Eigentlich ist doch alles schon vorbei, könnte man angesichts des zurückgegangenen Hochwassers in Schwedter Gärten und Kellern sagen. Aber die letzten beiden Jahre mit höherem Regenaufkommen lassen uns wissen, dass der Glaube „Mit der entsprechenden Technik kann der Mensch die Natur bezwingen“, ein Irrglaube sein kann. Welche ständige Kontrolle und Beobachtung der Situation nötig ist, zeigte mir der Geschäftsführer des Wasser und Bodenverbandes Welse, Karsten Stornowski.
Um auch in den nächsten Jahren die geliebte Parzelle nutzen zu können, muss bei zu hohem Wasserstand ständig gepumpt werden. Ein Kostenaufwand, der nicht auf Ewigkeiten betrieben werden sollte. Im Zuge des demographischen Wandels, so hofft Stornowski, werden auch die risikobehafteten Gartenanlagen immer weniger genutzt. Hier sieht er vor allem die Gartenvereine, als lenkende Kraft, in der Pflicht. Zum Jahresende rechnet er mit einem unabhängigen Fachgutachten, welches als zusätzliches Arbeitspapier genutzt werden kann.

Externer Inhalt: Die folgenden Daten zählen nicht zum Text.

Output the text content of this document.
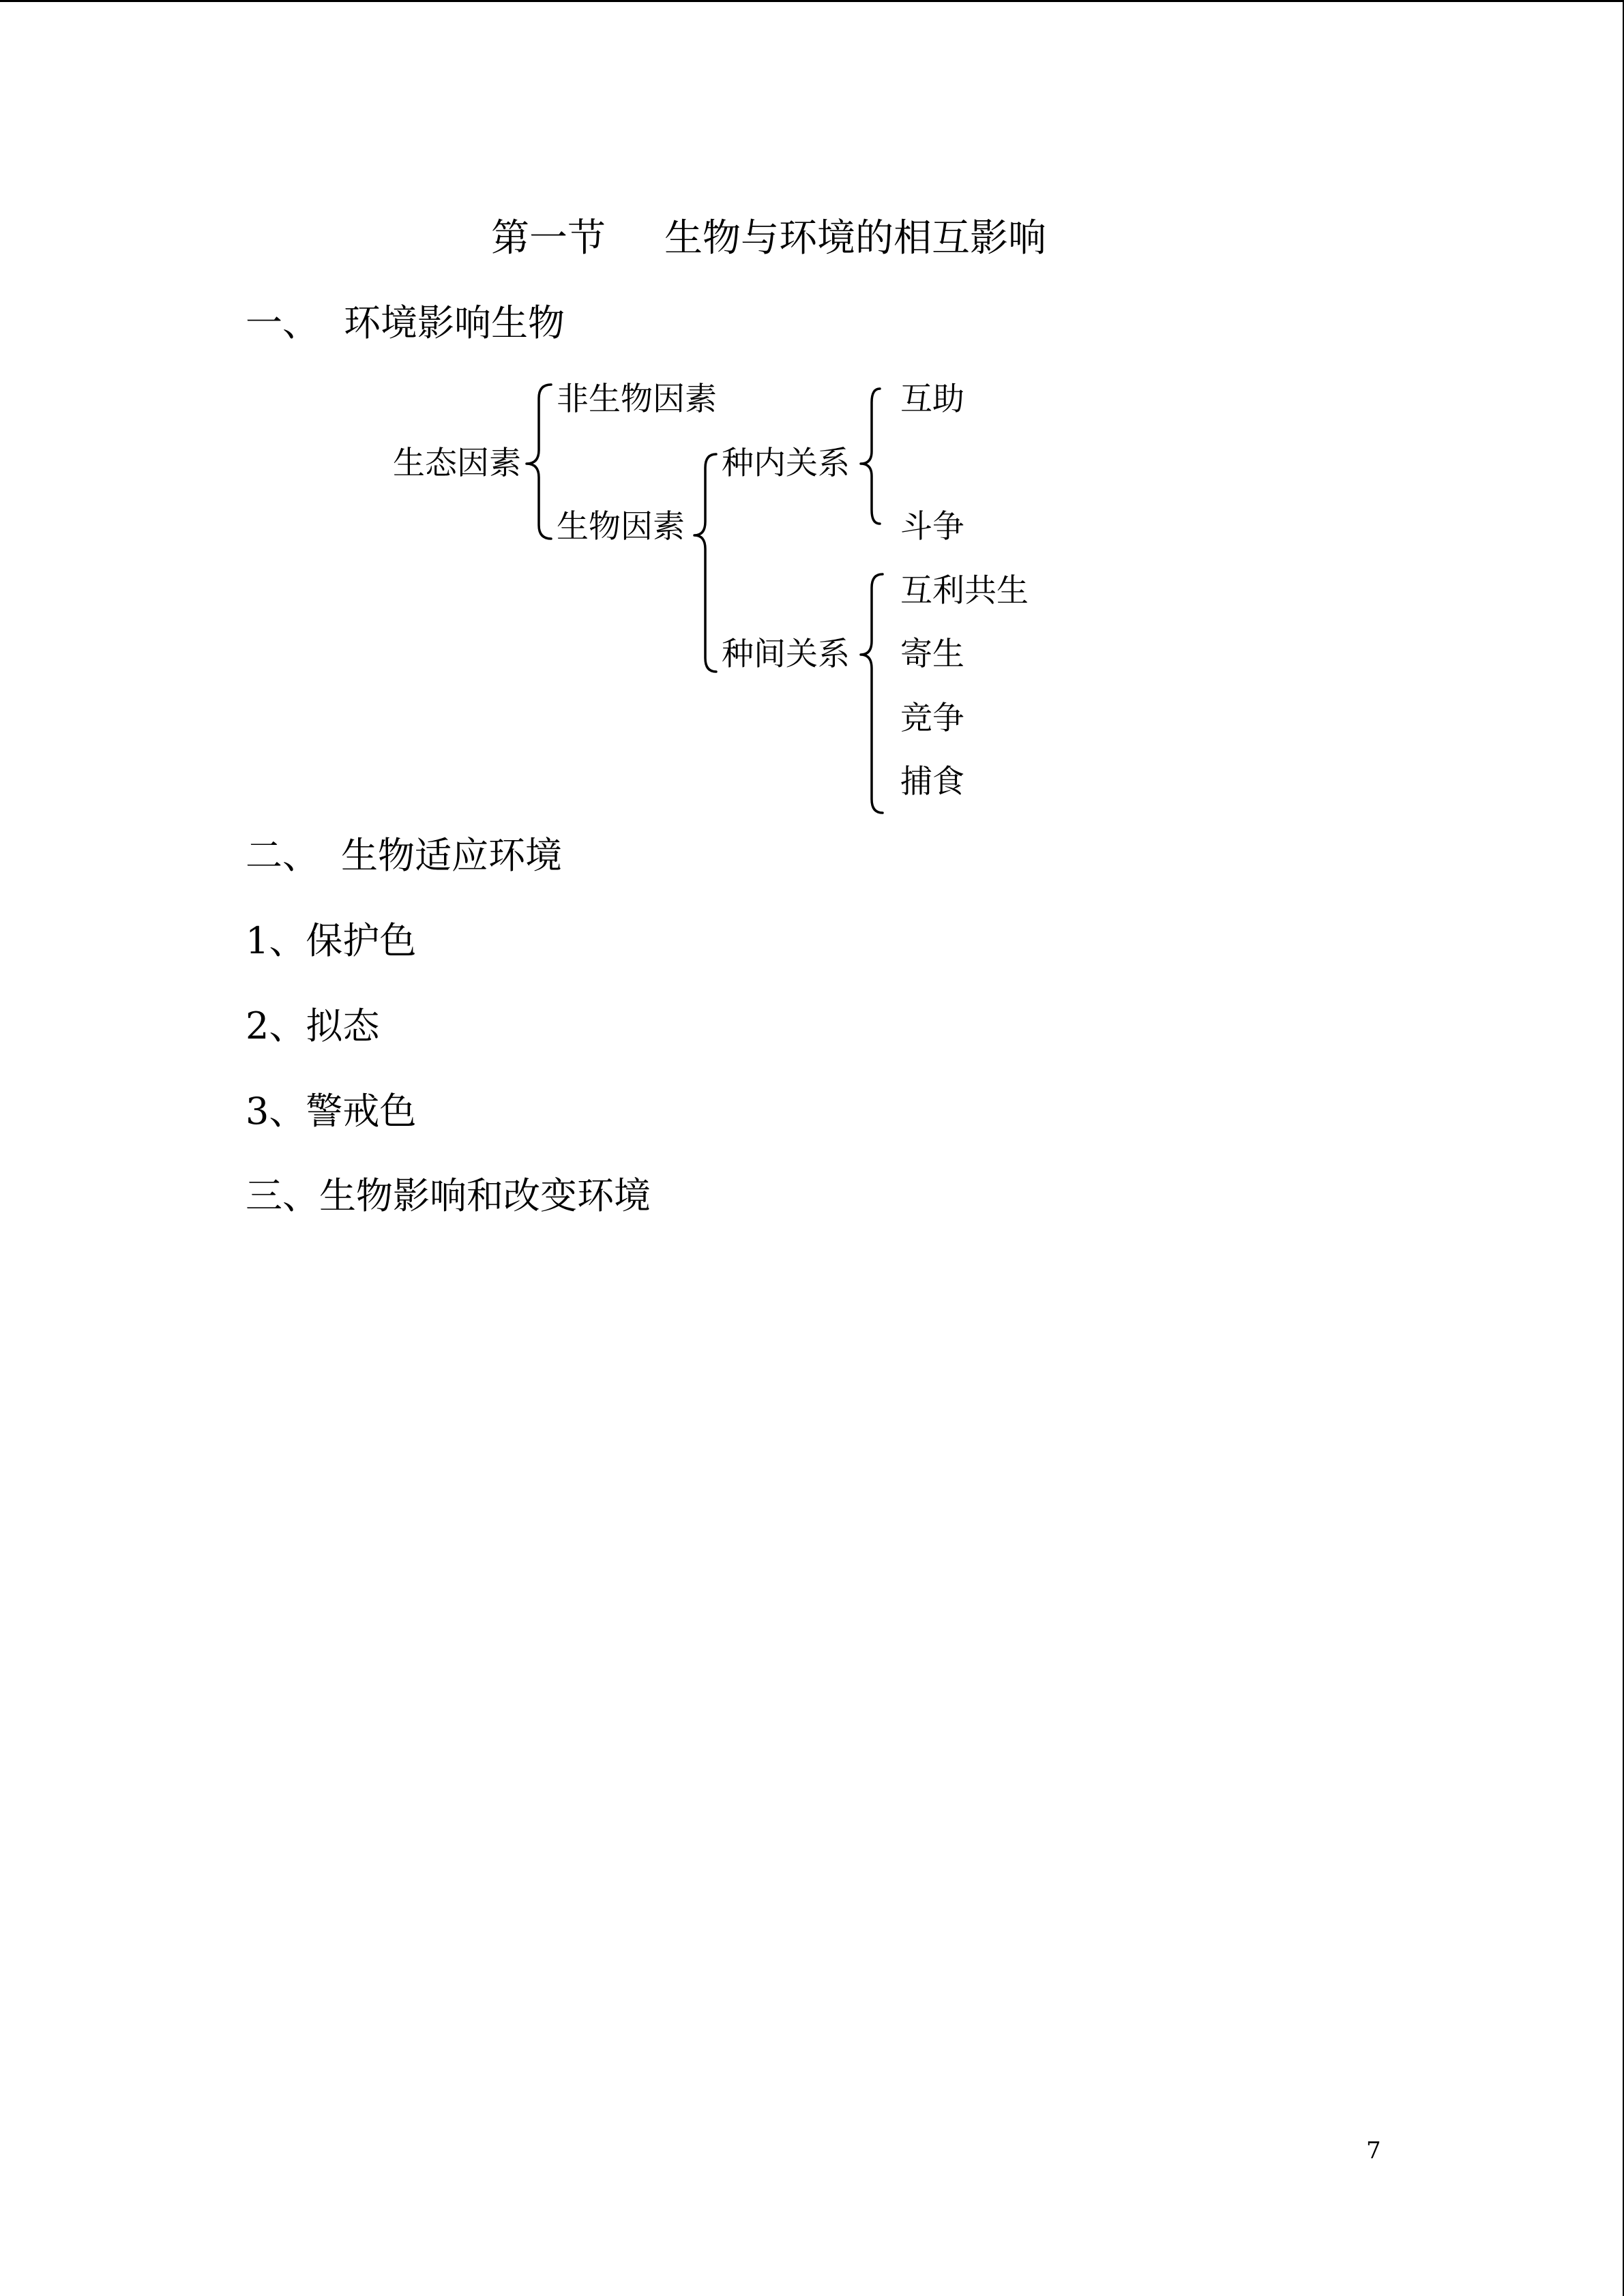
第一节 生物与环境的相互影响
一、 环境影响生物
生态因素
非生物因素
生物因素
种内关系
种间关系
互助
斗争
互利共生
寄生
竞争
捕食
二、 生物适应环境
1、保护色
2、拟态
3、警戒色
三、生物影响和改变环境
7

Wenn auch dieses konkrete Thema im Mittelpunkt meines Besuches stand, war doch die bemerkenswerte Arbeit dieses Verbandes eigentlicher Auslöser. „Im Einklang mit der Natur“ – das ist hier keine Floskel. Auf der Grundlage des Brandenburgischen Gesetzes zur Erhaltung und Verbesserung des Wasserhaushaltes, ist nicht vordergründig die Ableitung, sondern die Regulierung des vorhandenen Wassers, das wichtigste Anliegen des Verbandes. Dabei sind manche Fehler der Vergangenheit, wie die Missachtung des natürlichen Verlaufes der alten Oderarme, leider nicht mehr zu regenerieren.